Bonjour, Valéry Molet, vous avez écrit une vingtaine d’ouvrages : recueils, romans, nouvelles, pourquoi vous êtes-vous lancé dans l’écriture d’un essai sur le romanGilles de Drieu la Rochelle et l’avoir intitulé L’appel des décombres ?
Effectivement, c’est un premier essai que je dois à Aurélien Lemant, le directeur de la collection « pourquoi je lis … » aux éditions du Feu sacré. Il m’a proposé d’écrire un essai. C’est un exercice à la fois formel et libre puisque le format est identique pour tous les livres. J’ai trouvé cela amusant. La littérature doit être un jeu, sinon cela ressemble à de la constipation ou à une dramaturgie académique. Cet essai sur Drieu n’a rien d’universitaire. C’est un échange libre entre un mort et un sursitaire. Dans cette perspective, L’appel des décombres va de soi, même si, quand on a l’esprit caustique, on peut déchiffrer le titre comme une annonciation ou une promesse vers le tractopelle.

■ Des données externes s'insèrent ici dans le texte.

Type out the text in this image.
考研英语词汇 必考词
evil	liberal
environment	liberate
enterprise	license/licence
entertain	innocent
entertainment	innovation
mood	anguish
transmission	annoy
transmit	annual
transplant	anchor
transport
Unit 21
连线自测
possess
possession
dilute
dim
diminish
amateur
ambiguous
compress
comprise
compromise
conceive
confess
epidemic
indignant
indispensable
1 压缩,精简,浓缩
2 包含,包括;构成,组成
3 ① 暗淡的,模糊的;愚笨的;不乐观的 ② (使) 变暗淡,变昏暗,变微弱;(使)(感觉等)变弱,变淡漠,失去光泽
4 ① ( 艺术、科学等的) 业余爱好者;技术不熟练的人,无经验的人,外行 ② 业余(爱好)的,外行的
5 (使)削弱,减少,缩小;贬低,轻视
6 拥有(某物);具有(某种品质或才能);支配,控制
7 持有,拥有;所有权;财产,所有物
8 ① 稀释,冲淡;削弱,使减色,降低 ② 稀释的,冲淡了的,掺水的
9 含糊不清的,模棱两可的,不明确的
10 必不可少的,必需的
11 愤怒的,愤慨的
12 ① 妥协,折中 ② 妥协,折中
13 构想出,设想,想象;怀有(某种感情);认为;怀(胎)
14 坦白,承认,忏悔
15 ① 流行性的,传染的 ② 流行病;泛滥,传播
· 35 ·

Oui mais pourquoi Drieu, vous qui aimez plein d’autres auteurs ?
Il fallait bien en choisir un et je n’allais pas lancer un concours Lépine. J’ai choisi Drieu parce que c’est le contraire de la littérature minimaliste d’aujourd’hui. J’aime ce que Maximilien Friche dit de la différence entre les écrivains et les écrivants. Ces catégories peuvent être sous-catégorisées à l’infini. On peut ajouter les écrivaillons pour qui la littérature est une rédaction dans laquelle on raconte ses vacances. Drieu est le contraire de cette sous-charge lexicale et grammaticale. Et puis cette mode de la sexualité contrainte, c’est insupportable : raconte ton viol, ton inceste, ta sexualité !

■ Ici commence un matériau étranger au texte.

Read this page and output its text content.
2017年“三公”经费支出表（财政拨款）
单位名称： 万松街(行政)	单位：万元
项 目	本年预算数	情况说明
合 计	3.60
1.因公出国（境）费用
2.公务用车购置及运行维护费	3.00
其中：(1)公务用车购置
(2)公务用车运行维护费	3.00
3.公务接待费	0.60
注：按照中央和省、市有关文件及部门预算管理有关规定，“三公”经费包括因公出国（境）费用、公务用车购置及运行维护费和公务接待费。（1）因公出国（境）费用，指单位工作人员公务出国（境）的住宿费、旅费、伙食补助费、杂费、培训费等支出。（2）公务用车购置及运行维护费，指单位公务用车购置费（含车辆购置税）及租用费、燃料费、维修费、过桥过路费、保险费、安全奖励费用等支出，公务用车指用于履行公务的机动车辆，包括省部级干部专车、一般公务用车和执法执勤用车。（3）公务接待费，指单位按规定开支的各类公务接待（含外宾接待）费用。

Dans les années 60, c’était la condition ouvrière. Aujourd’hui, c’est le trou de balle sur un mode tellement simplifié qu’on a le sentiment que les dictionnaires n’ont que deux pages. Les ouvriers existent toujours, mais on n’écrit plus dessus. Les livres minimalistes disparaîtront de la même façon. Ce que j’aime dans Gilles, c’est l’écriture baroque, avec des adjectifs et des conjonctions de coordination, c’est la pensée de Drieu qui ne se résume pas à la décadence.

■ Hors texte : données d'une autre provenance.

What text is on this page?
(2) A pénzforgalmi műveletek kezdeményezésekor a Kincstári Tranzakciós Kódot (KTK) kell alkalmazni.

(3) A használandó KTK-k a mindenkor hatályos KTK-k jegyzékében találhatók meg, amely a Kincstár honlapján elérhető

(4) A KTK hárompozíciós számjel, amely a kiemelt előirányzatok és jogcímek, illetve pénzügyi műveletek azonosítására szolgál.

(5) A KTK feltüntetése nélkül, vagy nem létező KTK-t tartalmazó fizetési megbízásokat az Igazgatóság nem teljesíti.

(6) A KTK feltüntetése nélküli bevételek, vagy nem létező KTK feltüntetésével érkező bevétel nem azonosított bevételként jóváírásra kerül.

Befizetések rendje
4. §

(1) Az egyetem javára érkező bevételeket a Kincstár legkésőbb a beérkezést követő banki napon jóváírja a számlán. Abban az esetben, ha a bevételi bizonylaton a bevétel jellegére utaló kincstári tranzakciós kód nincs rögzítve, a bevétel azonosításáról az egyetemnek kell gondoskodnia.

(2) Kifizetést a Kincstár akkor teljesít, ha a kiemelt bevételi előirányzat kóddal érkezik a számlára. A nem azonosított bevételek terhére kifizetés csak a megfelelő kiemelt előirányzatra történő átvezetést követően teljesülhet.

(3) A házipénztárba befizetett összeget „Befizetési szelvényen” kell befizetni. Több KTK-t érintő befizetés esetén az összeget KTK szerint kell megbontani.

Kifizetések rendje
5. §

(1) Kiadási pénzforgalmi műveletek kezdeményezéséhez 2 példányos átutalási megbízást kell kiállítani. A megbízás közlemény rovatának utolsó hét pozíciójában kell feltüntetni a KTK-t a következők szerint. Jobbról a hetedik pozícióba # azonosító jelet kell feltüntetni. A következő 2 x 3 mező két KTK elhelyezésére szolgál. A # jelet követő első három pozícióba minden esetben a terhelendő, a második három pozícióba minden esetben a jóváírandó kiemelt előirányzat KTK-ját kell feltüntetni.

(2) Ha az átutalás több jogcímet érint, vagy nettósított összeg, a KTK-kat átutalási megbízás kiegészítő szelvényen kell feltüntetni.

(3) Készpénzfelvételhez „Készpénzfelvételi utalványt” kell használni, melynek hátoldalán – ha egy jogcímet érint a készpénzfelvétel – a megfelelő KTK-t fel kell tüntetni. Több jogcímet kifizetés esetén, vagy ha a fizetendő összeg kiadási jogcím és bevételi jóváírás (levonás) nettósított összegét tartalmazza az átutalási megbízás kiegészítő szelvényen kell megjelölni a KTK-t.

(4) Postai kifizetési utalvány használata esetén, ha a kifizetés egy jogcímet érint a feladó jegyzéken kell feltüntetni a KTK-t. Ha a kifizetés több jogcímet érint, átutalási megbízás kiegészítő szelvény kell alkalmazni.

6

Drieu c’est un peu le type qui a le vertige mais qui se penche tout de même à 300 mètres de hauteur, juste pour voir l’effet que cela fait. C’est parce qu’il est presque sûr de tomber qu’il grimpe. L’ascension équivaut à la dégringolade. Tout est paradoxal et ambiguë. Drieu est à la littérature ce que Zviaguintsev est au cinéma : c’est sans mélodrame mais émouvant, c’est l’infini de la petitesse mise à jour, c’est beau et élégamment triste. Comme tous les grands romans, Gilles est un roman non romanesque, une sortie de grotte qui mène à une rue sans issue, sauf si l’on considère l’impasse comme un salut.
A quels écrivains pensez-vous, ceux que vous appelez les « minimalistes » du minimum ?
Je ne cite que ceux que j’aime. Jamais ceux que je n’aime pas. Mais à l’allure où nous sommes, Joe Dassin ne ferait pas rougir le Nobel. La littérature est souvent ridicule, parfois, c’est même une pratique amateur dans un championnat où le narcissisme n’a pour limite que l’amour de soi.
Et le Drieu fasciste ?
Ah je m’y attendais. Le fascisme, c’est le social des imbéciles pour parodier Bébel, pas l’acteur. Autant le seul régime acceptable est la social-démocratie (grâce à elle, on peut ne pas s’occuper de politique), autant la social-démocratisation de la littérature est un drame. Les bons sentiments font un retour en force avec cette littérature du rien « sexuel » doublonné par le néant de l’écriture. Le Drieu fasciste ne m’intéresse pas. Je pense que, au fond, cela ne l’intéressait pas non plus.
Qu’est-ce qui vous plaît tant dans le personnage de Gilles ?
C’est son aspect cul entre deux chaises. Il aime et il n’aime pas. Il veut la guerre et il ne la désire pas. Il rentre en politique sans l’apprécier. C’est un Assis debout, un banquier anarchiste, une terreur qui fait sourire. On a toujours un double littéraire. J’oscille entre Gilles et Oblomov, le je ne sais pas trop et l’aquoiboniste. Il y a chez lui un drame dénué de talent qui me ressemble. Il est composé de ce qui le décompose. C’est un joueur qui perd sans arrêt car l’intérêt qu’il a à perdre est plus grandiose que la victoire sur soi.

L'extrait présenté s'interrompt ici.